Chicken Meatball Dill Soup

Chicken Meatball Dill Soup

A light dill soup with a tasty addition – chicken meatballs – will delight the whole family. Let your kitchen fill with the scents of summer!

Ingredients

Soup:

  • Chicken broth – 2 liters
  • Fresh dill – 6 tablespoons
  • Carrot – 3 pieces
  • Butter – 2 tablespoons
  • Sour cream 18% – 150 ml
  • Potato – 5 pieces

Meatballs:

  • Black pepper – 1 pinch
  • Egg – 1 piece
  • Fresh dill – 1 tablespoon
  • Milk – 50 ml
  • Rapeseed oil – 2 tablespoons
  • Parsley – 1 tablespoon
  • Salt – 1 pinch
  • Ground turkey – 300 g
  • Wheat flour – 50 g
  • Stale wheat bread – 40 g

Preparation

Step 1: Prepare the Meatballs Put the ground meat into a bowl, add soaked and squeezed bread, egg, herbs, and spices. Knead very thoroughly until you have a uniform mass. Form small balls and gently coat them in flour, shaking off any excess. Fry them in heated oil on both sides until golden brown.
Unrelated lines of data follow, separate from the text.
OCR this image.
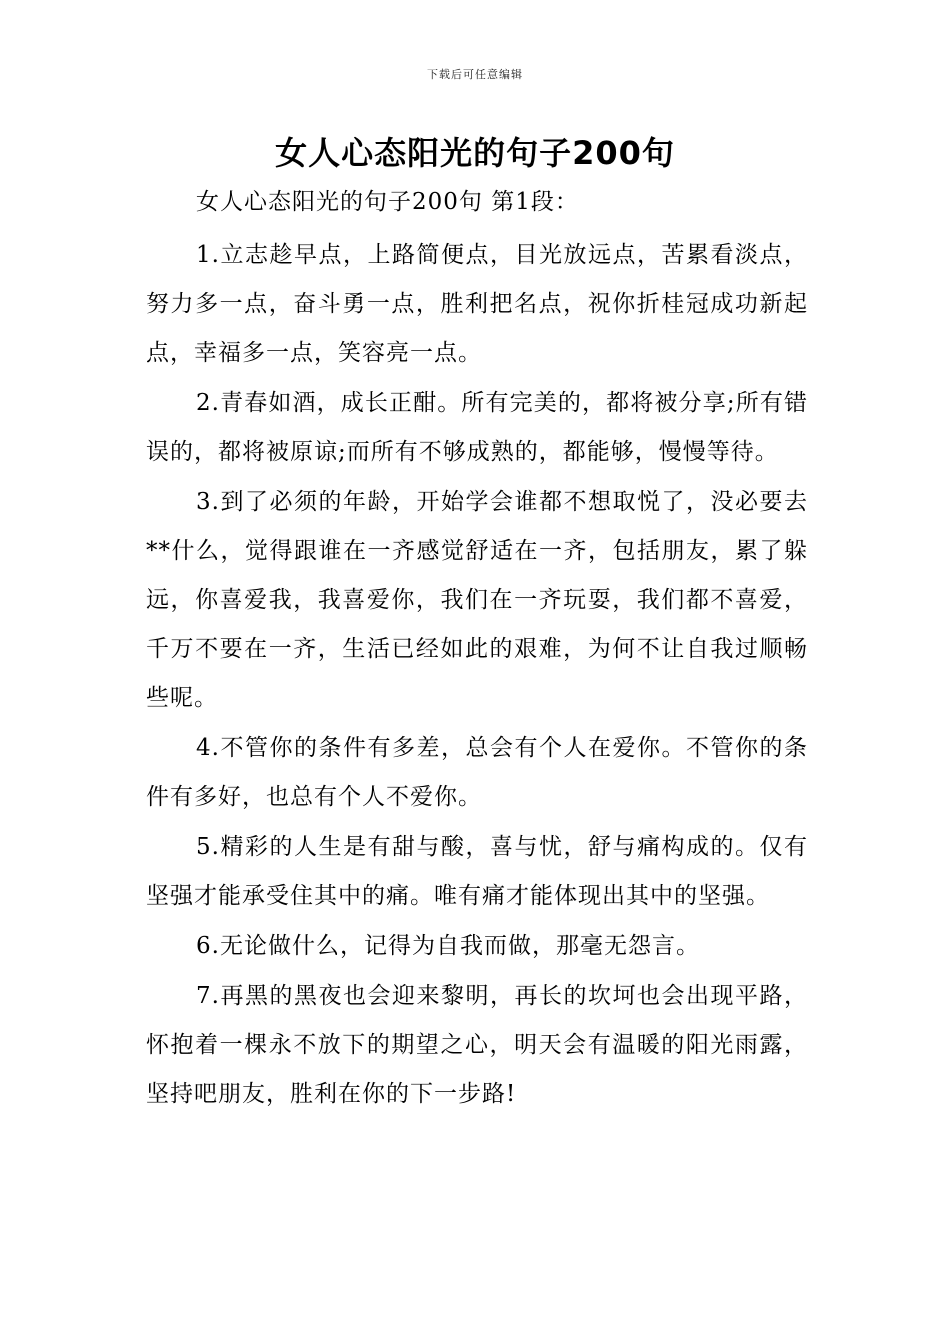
下载后可任意编辑
女人心态阳光的句子200句

女人心态阳光的句子200句 第1段：

1.立志趁早点，上路简便点，目光放远点，苦累看淡点，努力多一点，奋斗勇一点，胜利把名点，祝你折桂冠成功新起点，幸福多一点，笑容亮一点。

2.青春如酒，成长正酣。所有完美的，都将被分享;所有错误的，都将被原谅;而所有不够成熟的，都能够，慢慢等待。

3.到了必须的年龄，开始学会谁都不想取悦了，没必要去**什么，觉得跟谁在一齐感觉舒适在一齐，包括朋友，累了躲远，你喜爱我，我喜爱你，我们在一齐玩耍，我们都不喜爱，千万不要在一齐，生活已经如此的艰难，为何不让自我过顺畅些呢。

4.不管你的条件有多差，总会有个人在爱你。不管你的条件有多好，也总有个人不爱你。

5.精彩的人生是有甜与酸，喜与忧，舒与痛构成的。仅有坚强才能承受住其中的痛。唯有痛才能体现出其中的坚强。

6.无论做什么，记得为自我而做，那毫无怨言。

7.再黑的黑夜也会迎来黎明，再长的坎坷也会出现平路，怀抱着一棵永不放下的期望之心，明天会有温暖的阳光雨露，坚持吧朋友，胜利在你的下一步路!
Step 2: Cook the Soup In a pot, heat the butter, add the potatoes and carrots, and sauté for about 5 minutes. Pour in the hot broth and cook together for about 10 minutes. Add the fried meatballs and cook for another 5 minutes. Mix the sour cream with dill, pour into the soup, and simmer for a moment. Season to taste with salt and pepper.